Das Biosphärenreservat Gobi besteht aus zwei unterschiedlichen Teilen: Gobi A (etwa 44'000km2) und B (etwa 9'000 km2). Die beiden Lebensräume unterscheiden sich nicht nur hinsichtlich der Grösse; auch Klima, Flora, Fauna und die Intensität der menschlichen Nutzung sind unterschiedlich.

Gobi A war bisher weitestgehend unberührt, vor allem da es in dieser Region an Wasser fehlt. Hier leben zwei der am stärksten gefährdete Tierarten der Erde: Das zweihöckrige Wildkamel und der Gobi Bär. In den letzten Monaten kam es zu einem signifikanten Anstieg von Menschen im Park. Dadurch ist dieses sehr fragiles Habitat nachhaltig bedroht.   

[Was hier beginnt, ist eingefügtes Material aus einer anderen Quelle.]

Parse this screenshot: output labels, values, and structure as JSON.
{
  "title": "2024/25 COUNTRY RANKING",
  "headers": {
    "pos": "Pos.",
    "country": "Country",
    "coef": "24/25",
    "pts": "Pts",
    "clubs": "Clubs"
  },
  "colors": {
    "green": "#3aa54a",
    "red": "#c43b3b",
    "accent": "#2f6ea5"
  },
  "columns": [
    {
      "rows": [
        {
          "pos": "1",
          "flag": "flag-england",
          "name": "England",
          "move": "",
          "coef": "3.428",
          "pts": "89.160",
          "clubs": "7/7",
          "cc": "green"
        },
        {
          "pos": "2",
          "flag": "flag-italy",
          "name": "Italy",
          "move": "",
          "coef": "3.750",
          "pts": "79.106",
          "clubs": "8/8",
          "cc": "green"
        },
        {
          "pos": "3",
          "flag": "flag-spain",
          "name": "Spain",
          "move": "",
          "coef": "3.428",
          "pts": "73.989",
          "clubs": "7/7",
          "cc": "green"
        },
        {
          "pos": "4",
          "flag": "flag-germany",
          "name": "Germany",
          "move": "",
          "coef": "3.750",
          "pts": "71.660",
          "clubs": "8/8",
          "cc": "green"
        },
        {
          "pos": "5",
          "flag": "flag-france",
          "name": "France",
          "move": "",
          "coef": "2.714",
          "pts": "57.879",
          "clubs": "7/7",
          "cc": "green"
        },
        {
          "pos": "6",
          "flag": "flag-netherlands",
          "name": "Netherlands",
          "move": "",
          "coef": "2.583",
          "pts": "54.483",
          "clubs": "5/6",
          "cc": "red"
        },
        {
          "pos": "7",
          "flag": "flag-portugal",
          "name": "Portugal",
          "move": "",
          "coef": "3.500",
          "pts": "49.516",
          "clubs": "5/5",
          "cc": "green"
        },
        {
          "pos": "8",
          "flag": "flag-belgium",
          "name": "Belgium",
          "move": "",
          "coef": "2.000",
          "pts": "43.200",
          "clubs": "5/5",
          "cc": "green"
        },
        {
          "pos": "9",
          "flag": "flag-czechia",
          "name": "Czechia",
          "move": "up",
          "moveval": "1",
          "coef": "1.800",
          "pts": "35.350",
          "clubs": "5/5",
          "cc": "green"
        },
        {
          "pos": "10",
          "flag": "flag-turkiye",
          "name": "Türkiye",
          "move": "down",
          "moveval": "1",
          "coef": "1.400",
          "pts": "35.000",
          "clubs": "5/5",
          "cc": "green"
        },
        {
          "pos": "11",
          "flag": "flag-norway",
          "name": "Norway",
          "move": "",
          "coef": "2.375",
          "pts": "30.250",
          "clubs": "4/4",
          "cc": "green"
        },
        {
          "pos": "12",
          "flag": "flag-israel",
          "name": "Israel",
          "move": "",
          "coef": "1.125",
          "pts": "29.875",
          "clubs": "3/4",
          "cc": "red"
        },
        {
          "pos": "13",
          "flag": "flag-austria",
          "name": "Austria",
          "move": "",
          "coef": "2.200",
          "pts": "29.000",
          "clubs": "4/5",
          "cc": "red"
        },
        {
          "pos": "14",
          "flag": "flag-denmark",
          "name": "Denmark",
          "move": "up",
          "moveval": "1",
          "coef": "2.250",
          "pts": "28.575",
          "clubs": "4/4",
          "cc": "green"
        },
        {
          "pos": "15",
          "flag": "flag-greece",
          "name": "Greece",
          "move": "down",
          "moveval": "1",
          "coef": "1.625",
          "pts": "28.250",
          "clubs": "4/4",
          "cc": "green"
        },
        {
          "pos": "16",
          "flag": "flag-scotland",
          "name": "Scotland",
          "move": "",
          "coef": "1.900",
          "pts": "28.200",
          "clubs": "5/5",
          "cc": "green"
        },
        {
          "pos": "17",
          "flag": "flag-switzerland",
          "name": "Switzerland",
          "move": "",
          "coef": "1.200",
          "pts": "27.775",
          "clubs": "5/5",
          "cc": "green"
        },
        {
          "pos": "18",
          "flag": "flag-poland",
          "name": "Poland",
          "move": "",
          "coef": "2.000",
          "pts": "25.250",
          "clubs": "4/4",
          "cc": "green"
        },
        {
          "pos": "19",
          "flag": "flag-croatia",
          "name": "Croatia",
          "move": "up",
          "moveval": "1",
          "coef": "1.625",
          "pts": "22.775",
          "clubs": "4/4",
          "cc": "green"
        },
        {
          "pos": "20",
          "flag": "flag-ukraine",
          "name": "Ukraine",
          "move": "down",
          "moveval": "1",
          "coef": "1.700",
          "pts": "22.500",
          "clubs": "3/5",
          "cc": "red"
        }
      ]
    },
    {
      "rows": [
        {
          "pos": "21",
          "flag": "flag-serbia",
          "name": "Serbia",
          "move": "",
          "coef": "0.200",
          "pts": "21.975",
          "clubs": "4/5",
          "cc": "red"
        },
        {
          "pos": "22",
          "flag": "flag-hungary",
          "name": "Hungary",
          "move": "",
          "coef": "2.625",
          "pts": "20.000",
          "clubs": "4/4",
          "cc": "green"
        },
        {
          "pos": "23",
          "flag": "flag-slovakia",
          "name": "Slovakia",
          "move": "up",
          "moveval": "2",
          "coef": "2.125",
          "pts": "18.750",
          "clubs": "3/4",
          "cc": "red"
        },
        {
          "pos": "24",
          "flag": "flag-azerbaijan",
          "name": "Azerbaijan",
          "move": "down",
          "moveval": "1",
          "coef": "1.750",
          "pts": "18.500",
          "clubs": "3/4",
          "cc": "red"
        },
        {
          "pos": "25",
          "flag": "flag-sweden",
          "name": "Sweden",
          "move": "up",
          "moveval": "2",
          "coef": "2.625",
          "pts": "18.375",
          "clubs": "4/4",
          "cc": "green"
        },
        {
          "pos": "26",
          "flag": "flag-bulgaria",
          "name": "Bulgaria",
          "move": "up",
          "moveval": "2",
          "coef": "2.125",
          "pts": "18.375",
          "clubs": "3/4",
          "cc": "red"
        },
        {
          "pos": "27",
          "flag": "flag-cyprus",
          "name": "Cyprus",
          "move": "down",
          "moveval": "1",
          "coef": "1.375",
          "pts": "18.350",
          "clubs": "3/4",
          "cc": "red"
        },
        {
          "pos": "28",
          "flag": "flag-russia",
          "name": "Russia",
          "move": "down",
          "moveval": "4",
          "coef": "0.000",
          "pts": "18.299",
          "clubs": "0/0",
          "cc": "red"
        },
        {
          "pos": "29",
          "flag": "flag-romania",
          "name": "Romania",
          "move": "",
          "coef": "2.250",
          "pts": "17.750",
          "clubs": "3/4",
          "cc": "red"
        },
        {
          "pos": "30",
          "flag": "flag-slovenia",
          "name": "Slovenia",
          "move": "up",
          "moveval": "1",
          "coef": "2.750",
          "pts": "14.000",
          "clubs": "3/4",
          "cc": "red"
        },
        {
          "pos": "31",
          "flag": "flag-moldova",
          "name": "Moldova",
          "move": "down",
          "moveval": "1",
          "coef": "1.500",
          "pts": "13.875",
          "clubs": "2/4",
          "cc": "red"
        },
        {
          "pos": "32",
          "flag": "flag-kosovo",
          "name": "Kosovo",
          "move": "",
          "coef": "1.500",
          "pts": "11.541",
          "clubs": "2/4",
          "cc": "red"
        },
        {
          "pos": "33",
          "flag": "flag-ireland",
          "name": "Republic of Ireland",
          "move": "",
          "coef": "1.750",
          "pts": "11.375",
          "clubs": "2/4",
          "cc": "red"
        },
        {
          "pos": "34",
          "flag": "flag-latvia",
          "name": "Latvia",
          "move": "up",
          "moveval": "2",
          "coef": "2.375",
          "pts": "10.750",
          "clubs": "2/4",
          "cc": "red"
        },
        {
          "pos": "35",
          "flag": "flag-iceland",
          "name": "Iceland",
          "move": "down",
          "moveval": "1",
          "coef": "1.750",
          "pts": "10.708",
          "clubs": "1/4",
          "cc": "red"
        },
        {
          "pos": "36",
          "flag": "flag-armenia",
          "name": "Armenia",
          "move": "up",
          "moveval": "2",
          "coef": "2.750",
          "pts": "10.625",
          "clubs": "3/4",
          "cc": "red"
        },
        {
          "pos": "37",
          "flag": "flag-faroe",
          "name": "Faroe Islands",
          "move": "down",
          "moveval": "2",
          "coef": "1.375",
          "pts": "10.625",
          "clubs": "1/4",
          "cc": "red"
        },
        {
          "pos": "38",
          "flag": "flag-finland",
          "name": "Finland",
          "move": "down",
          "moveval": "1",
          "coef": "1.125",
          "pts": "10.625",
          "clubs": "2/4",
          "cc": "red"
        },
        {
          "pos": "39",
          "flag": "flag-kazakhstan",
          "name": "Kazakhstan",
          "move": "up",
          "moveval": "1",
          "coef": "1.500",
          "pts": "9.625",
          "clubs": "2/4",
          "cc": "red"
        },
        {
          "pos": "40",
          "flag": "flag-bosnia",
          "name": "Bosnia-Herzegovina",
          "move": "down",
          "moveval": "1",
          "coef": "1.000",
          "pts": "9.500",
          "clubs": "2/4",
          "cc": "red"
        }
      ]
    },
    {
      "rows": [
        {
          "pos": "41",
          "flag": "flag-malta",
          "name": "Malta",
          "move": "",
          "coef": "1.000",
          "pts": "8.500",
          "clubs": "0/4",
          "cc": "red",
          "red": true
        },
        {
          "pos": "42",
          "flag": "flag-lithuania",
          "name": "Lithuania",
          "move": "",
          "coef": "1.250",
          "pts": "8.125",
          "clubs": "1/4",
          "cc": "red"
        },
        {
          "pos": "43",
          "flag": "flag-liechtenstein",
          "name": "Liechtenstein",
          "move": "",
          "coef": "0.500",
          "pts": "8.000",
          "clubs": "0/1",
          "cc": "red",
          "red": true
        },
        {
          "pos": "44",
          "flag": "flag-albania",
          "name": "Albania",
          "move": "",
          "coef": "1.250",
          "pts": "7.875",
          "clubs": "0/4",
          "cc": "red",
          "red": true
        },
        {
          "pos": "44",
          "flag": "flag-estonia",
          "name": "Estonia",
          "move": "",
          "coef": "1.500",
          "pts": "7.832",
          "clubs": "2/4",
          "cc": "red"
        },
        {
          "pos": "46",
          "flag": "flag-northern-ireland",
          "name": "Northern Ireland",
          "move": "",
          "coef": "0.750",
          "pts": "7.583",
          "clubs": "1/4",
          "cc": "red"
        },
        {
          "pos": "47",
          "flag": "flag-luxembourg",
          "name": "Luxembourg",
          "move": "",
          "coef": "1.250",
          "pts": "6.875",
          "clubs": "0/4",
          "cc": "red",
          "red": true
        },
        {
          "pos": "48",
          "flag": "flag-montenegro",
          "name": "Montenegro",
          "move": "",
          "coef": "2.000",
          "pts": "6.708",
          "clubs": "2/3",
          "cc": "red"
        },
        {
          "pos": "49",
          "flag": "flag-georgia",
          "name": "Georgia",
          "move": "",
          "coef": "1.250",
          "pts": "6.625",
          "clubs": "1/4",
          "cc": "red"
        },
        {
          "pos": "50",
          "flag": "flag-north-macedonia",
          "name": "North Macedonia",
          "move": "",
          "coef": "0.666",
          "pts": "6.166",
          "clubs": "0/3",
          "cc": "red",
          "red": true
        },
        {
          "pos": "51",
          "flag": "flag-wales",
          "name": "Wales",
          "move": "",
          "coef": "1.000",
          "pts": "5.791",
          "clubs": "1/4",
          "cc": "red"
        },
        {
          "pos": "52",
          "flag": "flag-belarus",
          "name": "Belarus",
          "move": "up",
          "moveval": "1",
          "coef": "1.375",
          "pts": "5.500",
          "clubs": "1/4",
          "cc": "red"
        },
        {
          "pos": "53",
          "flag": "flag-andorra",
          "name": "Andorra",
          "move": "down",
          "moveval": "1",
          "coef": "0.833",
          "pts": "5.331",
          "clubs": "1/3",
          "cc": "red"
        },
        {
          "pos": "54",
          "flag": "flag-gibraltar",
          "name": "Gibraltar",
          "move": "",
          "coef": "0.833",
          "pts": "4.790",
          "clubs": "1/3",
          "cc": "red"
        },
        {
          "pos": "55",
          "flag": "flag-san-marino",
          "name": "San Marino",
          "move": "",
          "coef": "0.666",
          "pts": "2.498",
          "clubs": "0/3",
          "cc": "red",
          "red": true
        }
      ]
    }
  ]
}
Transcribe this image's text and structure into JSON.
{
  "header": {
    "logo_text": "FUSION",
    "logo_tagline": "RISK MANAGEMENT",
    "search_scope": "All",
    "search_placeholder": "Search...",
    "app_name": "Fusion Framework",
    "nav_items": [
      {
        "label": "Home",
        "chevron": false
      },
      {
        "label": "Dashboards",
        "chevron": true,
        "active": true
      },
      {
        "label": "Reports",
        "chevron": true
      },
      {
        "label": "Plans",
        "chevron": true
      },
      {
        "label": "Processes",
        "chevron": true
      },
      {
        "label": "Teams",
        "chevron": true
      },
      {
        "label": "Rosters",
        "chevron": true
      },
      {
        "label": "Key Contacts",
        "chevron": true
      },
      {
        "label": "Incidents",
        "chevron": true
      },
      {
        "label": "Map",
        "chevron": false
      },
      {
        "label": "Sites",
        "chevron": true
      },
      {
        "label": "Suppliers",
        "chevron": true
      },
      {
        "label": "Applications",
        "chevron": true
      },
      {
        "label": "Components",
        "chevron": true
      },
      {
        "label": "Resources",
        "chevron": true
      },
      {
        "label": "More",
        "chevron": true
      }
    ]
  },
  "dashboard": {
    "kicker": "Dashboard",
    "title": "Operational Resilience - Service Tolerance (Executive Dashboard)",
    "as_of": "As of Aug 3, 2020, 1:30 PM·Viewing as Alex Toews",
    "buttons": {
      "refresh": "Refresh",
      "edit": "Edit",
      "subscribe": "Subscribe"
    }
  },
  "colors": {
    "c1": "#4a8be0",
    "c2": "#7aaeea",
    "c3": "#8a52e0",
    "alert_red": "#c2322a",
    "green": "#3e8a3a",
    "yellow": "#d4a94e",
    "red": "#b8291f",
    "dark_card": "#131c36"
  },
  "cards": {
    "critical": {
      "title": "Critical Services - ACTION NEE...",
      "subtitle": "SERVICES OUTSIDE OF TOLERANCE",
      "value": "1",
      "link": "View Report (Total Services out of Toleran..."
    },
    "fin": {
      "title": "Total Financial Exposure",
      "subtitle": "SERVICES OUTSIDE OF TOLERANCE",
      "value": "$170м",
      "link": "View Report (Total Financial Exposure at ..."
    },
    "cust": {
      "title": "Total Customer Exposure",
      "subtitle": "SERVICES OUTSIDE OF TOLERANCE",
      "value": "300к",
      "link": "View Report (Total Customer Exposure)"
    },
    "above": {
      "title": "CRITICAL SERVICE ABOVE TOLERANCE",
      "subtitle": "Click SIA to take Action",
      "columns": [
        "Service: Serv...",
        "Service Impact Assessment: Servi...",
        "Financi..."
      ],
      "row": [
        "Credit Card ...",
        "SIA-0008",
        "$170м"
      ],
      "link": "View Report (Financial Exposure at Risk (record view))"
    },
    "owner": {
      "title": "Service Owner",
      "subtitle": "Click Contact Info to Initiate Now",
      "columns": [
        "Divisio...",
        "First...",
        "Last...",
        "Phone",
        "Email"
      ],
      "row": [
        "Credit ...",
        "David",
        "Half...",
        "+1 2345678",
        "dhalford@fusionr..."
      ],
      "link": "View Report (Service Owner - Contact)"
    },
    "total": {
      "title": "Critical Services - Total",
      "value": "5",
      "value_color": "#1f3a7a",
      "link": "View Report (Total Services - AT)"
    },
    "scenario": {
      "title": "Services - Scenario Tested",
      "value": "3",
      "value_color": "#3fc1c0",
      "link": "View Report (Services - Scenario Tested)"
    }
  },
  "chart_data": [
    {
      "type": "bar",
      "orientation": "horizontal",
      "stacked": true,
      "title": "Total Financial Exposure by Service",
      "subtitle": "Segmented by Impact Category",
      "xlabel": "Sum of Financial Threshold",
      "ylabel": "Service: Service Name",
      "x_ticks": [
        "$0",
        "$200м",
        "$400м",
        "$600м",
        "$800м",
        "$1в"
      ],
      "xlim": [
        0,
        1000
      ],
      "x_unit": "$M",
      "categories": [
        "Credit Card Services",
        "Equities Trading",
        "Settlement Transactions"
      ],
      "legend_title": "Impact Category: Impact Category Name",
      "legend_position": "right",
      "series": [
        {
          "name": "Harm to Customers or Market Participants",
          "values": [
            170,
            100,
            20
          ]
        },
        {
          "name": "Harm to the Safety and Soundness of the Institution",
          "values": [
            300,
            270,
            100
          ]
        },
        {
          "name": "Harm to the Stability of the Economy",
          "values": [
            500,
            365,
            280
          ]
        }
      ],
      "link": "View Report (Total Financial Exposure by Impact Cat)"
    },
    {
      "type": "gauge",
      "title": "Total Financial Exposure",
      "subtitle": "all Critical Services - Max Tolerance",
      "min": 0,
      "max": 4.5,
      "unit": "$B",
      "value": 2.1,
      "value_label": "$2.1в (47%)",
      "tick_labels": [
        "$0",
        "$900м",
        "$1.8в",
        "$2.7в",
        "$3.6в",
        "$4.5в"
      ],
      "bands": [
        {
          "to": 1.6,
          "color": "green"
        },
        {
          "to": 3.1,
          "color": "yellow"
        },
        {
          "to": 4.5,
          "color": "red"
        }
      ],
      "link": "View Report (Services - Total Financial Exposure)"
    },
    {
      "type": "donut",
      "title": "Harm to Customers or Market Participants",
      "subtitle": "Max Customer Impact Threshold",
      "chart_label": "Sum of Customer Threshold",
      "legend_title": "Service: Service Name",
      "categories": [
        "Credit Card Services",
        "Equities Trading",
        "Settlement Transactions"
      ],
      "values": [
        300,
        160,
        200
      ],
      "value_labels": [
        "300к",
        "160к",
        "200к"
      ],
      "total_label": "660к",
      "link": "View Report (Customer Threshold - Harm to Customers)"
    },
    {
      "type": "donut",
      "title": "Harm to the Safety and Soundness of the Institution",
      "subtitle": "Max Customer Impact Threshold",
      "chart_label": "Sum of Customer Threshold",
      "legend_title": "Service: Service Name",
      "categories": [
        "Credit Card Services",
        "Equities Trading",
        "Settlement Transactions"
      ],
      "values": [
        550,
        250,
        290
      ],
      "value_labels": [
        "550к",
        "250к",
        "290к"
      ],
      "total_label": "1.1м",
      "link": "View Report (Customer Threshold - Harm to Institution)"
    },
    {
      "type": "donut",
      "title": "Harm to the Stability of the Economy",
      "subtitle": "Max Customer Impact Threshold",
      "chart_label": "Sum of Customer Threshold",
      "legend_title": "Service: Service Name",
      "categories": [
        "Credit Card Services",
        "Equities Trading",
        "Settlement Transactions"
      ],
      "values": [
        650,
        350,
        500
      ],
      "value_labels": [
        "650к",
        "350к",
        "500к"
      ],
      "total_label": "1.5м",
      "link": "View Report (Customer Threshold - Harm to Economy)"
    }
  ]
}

Das Gebiet Gobi B ist ein wichtiger Lebensraum für Wildtiere und Menschen. Annähernd hundert Familien mit einem Viehbestand von etwa 60’000 Tieren nutzen den Lebensraum vor allem im Winter und während ihrer Wanderungen im Frühling und Herbst. Die traditionelle, extensive Nutzung verträgt sich gut mit den Ansprüchen der grossen Wildtiere, wie Wildpferd und Khulan. Damit entspricht die Gobi B genau den Vorstellungen von einem Biospährenreservat gemäss den Konventionen der International Union For Conservation of Nature (IUCN).